L’espérance générale était que les élections de la législative (13 mai 1849) allaient détendre la situation. Elles l’aggravèrent.

Les républicains modérés furent anéantis ; ils purent à peine faire passer 70 de leurs candidats ; Lamartine ne fut réélu nulle part. Au contraire les radicaux arrivaient au nombre de 180 ; les conservateurs obtenaient une majorité de 500 voix. Dans cette formidable majorité, les bonapartistes n’étaient qu’une mince poignée, le gros bataillon se composait de légitimistes et d’orléanistes. Le personnel bonapartiste manquait ; et la compétition ne s’était produite qu’entre des républicains plus ou moins rouges et des monarchistes plus ou moins blancs. Le paysan avait préféré les monarchistes mais il ne les avait pas nommés comme tels, car presque aucun d’eux, dans ses professions de foi ou ses discours électoraux, ne s’était réclamé du roi blanc ou du roi tricolore. Ils n’avaient parlé que de l’ordre social à préserver, et « ils avaient tous recherché et affiché la qualité de partisans du Président[1]. » C’est ce qui avait déterminé leur succès. Ils avaient été élus pour ce qu’ils paraissaient, non pour ce qu’ils étaient. Eux, néanmoins, arrivaient résolus à agir selon ce qu’ils étaient, non comme ils s’étaient montrés. Le suffrage universel avait cru confirmer son vote du 10 décembre, en réalité il l’avait annulé. Il avait voulu délivrer son élu, il l’avait entravé plus qu’auparavant. Il était convaincu de lui avoir envoyé des amis, résolus à l’affermir et à le défendre ; les nouveaux députés allaient travailler à se débarrasser de lui.

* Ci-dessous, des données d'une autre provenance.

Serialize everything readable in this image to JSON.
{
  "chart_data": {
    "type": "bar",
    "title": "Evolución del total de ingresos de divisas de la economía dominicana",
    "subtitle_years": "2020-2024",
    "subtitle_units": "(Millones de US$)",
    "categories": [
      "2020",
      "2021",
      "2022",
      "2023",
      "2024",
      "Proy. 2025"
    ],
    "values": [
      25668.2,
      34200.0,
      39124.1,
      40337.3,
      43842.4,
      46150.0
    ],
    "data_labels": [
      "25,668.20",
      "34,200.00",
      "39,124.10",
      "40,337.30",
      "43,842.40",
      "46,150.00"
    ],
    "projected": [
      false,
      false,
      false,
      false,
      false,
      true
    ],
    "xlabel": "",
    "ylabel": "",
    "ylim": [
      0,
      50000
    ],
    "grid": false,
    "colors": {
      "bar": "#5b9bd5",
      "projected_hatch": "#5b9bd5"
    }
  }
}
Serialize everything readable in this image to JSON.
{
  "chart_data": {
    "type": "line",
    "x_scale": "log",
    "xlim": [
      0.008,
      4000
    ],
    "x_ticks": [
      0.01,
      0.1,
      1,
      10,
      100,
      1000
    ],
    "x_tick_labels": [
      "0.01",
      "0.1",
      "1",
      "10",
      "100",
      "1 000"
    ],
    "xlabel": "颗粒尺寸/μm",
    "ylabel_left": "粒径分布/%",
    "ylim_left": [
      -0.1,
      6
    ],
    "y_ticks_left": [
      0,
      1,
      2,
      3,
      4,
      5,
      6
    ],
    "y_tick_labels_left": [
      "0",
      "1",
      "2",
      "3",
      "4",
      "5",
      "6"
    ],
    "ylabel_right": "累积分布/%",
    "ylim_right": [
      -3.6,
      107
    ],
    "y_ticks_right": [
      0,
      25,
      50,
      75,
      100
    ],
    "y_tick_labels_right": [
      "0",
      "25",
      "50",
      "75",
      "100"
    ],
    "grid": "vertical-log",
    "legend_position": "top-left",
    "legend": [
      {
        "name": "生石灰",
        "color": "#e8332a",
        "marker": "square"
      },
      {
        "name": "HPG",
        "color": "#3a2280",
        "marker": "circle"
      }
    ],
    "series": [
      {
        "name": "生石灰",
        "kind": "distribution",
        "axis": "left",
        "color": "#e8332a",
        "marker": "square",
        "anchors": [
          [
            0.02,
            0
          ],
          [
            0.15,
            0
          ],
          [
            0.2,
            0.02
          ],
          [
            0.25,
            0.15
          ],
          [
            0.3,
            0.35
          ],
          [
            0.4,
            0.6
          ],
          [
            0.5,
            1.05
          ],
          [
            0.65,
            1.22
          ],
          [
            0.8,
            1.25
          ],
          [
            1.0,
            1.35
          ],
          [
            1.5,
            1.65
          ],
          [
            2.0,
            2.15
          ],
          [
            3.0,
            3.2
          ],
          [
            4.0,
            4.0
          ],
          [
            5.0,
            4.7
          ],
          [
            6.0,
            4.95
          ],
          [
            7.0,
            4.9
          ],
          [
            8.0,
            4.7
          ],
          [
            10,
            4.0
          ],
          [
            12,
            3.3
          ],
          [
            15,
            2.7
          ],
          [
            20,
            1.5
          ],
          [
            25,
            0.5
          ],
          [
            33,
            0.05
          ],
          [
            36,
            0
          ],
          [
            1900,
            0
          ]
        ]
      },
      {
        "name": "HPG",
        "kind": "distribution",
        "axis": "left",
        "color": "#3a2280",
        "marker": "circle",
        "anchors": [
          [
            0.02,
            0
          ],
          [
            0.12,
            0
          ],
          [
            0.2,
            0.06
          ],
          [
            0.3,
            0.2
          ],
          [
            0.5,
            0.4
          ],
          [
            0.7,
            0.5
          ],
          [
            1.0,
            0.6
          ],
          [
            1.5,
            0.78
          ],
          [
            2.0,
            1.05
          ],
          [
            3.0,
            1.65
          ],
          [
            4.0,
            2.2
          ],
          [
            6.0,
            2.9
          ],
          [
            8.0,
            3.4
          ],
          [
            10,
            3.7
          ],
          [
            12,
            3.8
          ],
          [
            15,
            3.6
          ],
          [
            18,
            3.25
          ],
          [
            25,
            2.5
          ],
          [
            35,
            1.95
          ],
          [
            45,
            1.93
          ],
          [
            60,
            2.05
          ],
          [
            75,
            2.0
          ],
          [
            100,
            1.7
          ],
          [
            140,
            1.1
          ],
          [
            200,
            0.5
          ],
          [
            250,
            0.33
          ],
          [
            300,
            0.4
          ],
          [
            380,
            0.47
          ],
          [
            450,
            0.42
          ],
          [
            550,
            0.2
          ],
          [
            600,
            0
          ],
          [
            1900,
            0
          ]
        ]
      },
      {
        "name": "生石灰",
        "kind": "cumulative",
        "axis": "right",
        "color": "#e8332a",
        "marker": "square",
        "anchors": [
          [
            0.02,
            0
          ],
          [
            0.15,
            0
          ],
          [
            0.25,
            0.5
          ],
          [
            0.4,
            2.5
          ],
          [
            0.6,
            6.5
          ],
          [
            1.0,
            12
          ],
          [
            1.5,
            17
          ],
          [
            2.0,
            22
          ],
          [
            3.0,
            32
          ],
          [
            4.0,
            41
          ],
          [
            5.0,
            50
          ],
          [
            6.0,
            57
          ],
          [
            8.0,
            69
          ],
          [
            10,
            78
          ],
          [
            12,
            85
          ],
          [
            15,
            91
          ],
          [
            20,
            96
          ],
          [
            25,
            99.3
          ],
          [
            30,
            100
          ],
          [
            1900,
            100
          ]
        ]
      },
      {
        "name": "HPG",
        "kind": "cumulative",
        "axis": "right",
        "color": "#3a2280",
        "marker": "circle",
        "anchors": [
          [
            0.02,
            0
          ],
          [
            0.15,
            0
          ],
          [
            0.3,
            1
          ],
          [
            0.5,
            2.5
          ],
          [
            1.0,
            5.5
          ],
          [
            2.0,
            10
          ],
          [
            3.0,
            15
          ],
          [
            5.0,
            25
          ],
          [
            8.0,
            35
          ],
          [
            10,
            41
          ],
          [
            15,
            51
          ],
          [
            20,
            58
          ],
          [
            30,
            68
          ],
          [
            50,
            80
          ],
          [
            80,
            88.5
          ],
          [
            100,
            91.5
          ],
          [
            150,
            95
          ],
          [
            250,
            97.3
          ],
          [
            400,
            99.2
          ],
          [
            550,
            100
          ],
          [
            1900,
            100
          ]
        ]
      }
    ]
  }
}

Telle est l’équivoque qui, désormais, va peser sur les choses et sur les hommes, se grossir chaque jour, paralyser les efforts désintéressés, aggraver le péril social, et nous acheminer vers un cataclysme.

En attendant que ces brumes du présent s’éclaircissent d’une manière quelconque, il fallait vivre. Mais comment ? Le président, sauf un groupe très restreint, avait contre lui toute la nouvelle Assemblée. Dans quelque fraction qu’il choisît son ministère, il se livrait à des ennemis. La majorité elle-même, compacte contre les radicaux et les Elyséens, se divisait : les uns légitimistes, les autres fusionnistes ou orléanistes. L’état moral des députés ne les disposait pas à une conciliation. « Les conservateurs, qui s’étaient attendus, non-seulement à vaincre, mais à

  1. Montalembert, discours du 10 février 1851.